I actually didn't even mind the call on Kill. After the bogus call gave jNW 1st and goal you just knew they were going to punch it in, and perhaps Kill getting as fired up as he did rallied the troops and got them refocused. After all, Myrick's kickoff TD return came right after that. The other two calls Hitchcock openly questioned were the two "illegal man downfield" calls on Minnesota- one he thought was legit, the other not so much, but he said this is something that is just generally never called. In his weekly Punt, Pass and Pork column's Andy Staples (Staples is one of my favorite college football writers, and his love of tailgating food only enhances that. If you're not already, he's a good follow on Twitter @andystaples) reaffirms what Hitchcock was saying. Talking about that to really sell a run-fake these days you need to pull a guard (I don't watch closely enough, but I do wonder if Minnesota does this?)...

...Want to sell a run fake? Then have the offensive linemen move exactly as they would on a run play. This is especially easy in the college game, in which linemen can drift three yards past the line of scrimmage before they’re called for being illegally downfield on a forward pass. (In practice, they can drift even farther; officials rarely call it.)

Emphasis there is mine, but you see the point- like an infielder in baseball getting close to but not touching the bag at second when turning a double-play or NBA refs not calling travelling unless the guy takes like 12 steps before shooting (Clyde Drexler and Patrick Ewing are my two favorite examples of this), the "illegal man downfield" call is one that refs usually just don't make. So it's all the more bizarre that Minnesota had it called on them twice so close together was baffling to say the least. Per Hitchcock the first was legit, while the second was not, yet the fact they were calling this so closely just made no sense to him. And in fairness, Northwestern had that same penalty called against them at least once, which further makes me think this ref crew either just had an awful day, or they are awful.


So here we are, six regular season games down, six to go. The Gophers are 5-1, and 2-0 in the B1G with two games they will be favored to win in Purdue and Illinois the next two weeks. After that a bye, and then it's the November Death March vs Ohio State and our other three Quadrangle of Hate members with the B1G West division on the line. Honestly, what more could you ask for? It would be fun if every season the division came down to the Gophers, Nebraska, Wisconsin and Iowa (honestly, f**k Northwestern. After what we saw from their fan base last week leading up to the game they are starting to approach Iowa levels of hate for me. They've at least moved into a clear third behind Iowa and Sconnie), and if the Gophers go about the business of winning two games they should win, that's what we're set up for in November.

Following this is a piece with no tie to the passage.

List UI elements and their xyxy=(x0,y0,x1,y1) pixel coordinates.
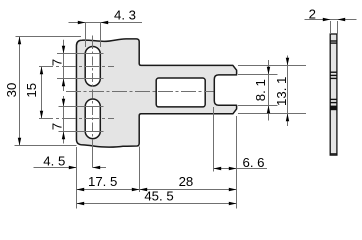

With six games left the Gophers need just one win to get bowl eligible, and just two to equal last year's 4-4 B1G record. I thought I'd have to go way back to find the last time Minnesota won at least four B1G games in back-to-back seasons, but it's actually happened a lot more than I thought post-1967. Mason only did it once and was the last to do it in 1999 and 2000, but would you believe it's actually happened five other times between Warmath and Mase? True story.

If the Gophers can win at least three of their final six, then we're getting into rare territory: it would be only the second time since the early Sixties that Minnesota won eight regular season games in back-to-back seasons. Yes, Mason did it once in 2002 and 2003, though he was only at or above .500 in the B1G in one of those two years. If the Gophers win four...well I'm not sure I'm quite ready to go there just yet.

Nothing is guaranteed these final six games, but the chance to prove this team is different and better than previous Gopher squads is there for the taking. Minnesota controls their own destiny for a chance to win the conference or at worst, match last season's win totals. Now we find out if the Gophers are up to the task, and it starts with Purdue on Saturday.